Cumhuriyet Halk Partisi sadece bir kesimin değil, bütün kesimlerin kendisini içinde ya da dışında ifade edebileceği bir kitle partisi olduğunu görmek ve anlamak durumundadır, tam da zamanıdır. İçerideki değişim ve dönüşüm ile dışarıdaki değişim ve dönüşümlerin parametreleri birbirine uygun hale gelmeli ki, referandumun, Adalet yürüyüşünün, Adalet kurultayının CHP dışındaki sinerjisi önümüzdeki yerel ve genel seçimlerin sonuçlarına yansıyabilsin.
Bursa konuşmasından anladığımız kadarıyla Genel Başkan Kemal Kılıçdaroğlu’nun bazı tespitleri olacak ki, özellikle parti içi kadrolara ve tabana gereken mesajı verdi.

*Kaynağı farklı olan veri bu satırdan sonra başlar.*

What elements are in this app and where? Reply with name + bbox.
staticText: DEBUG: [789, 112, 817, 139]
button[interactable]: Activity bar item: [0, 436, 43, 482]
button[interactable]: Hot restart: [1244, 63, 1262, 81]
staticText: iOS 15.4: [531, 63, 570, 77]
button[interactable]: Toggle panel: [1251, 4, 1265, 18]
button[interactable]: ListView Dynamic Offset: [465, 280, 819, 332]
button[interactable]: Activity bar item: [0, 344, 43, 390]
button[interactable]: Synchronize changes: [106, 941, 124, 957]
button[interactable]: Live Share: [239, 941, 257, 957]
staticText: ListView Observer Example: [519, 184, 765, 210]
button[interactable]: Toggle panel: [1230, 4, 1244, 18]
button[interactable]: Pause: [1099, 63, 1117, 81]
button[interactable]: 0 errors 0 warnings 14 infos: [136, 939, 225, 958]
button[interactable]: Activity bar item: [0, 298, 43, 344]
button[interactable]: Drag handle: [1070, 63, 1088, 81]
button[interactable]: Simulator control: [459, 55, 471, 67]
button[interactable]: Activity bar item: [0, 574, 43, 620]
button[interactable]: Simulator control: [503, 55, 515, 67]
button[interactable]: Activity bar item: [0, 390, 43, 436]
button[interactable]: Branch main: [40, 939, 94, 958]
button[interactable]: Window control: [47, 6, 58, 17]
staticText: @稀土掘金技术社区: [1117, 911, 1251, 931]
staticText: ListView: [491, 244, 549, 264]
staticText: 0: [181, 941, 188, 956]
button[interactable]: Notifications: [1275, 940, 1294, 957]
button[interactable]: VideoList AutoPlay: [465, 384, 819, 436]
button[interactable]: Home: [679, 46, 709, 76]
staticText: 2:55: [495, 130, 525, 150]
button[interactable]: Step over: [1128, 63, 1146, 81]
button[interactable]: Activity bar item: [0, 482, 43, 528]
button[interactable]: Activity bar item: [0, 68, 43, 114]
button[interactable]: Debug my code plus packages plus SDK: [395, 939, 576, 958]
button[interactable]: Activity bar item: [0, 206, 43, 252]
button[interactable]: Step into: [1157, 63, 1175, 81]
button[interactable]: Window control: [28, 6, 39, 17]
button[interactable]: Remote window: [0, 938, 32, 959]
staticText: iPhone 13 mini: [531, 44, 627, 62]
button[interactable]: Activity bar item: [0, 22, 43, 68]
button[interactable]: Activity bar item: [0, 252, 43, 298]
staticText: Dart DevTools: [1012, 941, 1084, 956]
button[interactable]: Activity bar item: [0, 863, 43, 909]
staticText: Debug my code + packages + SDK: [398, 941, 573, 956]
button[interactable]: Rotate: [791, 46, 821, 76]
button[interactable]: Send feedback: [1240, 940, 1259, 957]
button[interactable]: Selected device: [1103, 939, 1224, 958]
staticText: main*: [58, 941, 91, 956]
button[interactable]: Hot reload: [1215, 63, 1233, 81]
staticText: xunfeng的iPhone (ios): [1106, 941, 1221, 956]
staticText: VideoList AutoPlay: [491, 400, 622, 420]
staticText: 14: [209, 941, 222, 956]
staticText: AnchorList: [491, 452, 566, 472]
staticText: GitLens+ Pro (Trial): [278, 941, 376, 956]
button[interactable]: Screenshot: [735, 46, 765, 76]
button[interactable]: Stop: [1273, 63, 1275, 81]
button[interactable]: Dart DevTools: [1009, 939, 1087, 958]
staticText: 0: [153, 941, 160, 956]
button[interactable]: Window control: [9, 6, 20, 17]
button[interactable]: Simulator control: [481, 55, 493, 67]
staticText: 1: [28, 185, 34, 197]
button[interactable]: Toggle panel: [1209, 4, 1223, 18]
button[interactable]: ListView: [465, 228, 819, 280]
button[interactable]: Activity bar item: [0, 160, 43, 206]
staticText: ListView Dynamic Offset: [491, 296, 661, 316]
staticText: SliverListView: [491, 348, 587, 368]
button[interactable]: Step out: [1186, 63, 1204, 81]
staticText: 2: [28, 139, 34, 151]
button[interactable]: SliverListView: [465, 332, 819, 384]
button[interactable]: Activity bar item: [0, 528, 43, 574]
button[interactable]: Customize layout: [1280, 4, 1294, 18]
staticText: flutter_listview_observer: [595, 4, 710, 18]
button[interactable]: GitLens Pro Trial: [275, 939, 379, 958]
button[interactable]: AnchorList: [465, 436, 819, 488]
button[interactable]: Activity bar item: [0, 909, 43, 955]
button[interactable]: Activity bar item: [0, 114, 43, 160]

Özellikle delege seçimlerinin yarattığı kırgınlıkları, tabanın bu anlamda kendisini görünür gösterme çabalarının parti içi seçimlerle sınırlı kalmış olması, sinerjinin parti içinde hapsolduğu gerçeğini görmeden, bu sinerjiyi içeriden kurtarıp, dışarıda beklentisi olan büyük çoğunluğa yansıtmadan bu iktidardan kurtulmanın mümkün olmadığını anlamak gerekiyor.
O nedenle yerel iktidar kadrolarının bir an önce parti içi tartışmalardan ve aday adayı yarışmalarından azade bir şekilde ele alıp, bir an önce kolları sıvamak, dışarıda bekleyen büyük çoğunlukla toplumsal mutabakatı bir an önce devreye sokmak gerekiyor.